Смерть создает человека, и каким -то образом это хорошее, которое остается.
Каждое новое стихотворение частично продвигается формальными энергиями всех стихов, которые предшествовали его в истории литературы.
Цена на себя настолько высока и предполагает столько безжалостности по отношению к другим (или то, что похоже на безжалостность в нашей культуре, связанной с долей), что очень немногие люди могут себе это позволить.
В течение долгого времени каждая встреча с другим человеком была реверберацией даже после самого простейшего разговора. Но глубокое столкновение происходит и было с моим нерегулярным, мучительным и мучительным я ... я не могу стать тем, что вижу. Я чувствую себя неадекватной машиной, машиной, которая ломается в решающие моменты, измельчивает ужасную остановку, «не уйдет».
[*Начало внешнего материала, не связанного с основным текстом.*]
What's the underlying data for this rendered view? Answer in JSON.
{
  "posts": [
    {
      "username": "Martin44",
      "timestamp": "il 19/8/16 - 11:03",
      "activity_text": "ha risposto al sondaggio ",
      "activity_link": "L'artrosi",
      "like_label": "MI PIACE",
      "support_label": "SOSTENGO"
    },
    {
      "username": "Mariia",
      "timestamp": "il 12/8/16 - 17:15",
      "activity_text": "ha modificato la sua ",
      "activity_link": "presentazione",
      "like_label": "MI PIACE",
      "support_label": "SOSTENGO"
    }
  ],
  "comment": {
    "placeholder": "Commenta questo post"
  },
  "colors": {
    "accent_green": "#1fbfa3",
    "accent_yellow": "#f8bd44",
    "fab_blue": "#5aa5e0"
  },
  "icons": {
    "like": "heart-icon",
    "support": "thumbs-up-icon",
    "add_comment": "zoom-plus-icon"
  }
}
Я иногда думаю, что мужчины не слышат «очень хорошо», если я воспринимаю ваше значение, чтобы «понять, что происходит у человека». Вот что делает их такими спокойными. Женщины носят друг друга с вечным прикосновением к нерву.
Это отстранение от собственной реальности, это совершенно одно одно в странном городе (иногда я задавался вопросом, потерял ли я силу речи), является обогащающим состоянием для писателя. Тогда письменное слово ... приобретает собственную интенсивность. Ничто не выходит из строя или рассеивается; Все сосредоточено внутри.
Я считаю, что дети жаждут формы, как и взрослые, и что он выпускает, а не сужает творческую энергию.
Я думаю, что страсть, если действительно интенсивная всегда разрушительна, если не для двух вовлеченных, всегда для других людей.
Дело в том, что я жил с верой в то, что сила, любая сила, была единственной вещью, запрещенной поэтам. ... Власть требует, чтобы внутренний человек никогда не был разоблачен. Нет, мы, поэты, должны быть обнаженными. И поскольку это так, лучше, чтобы мы оставались частными людьми; Голый общественный человек был бы довольно смешным, что?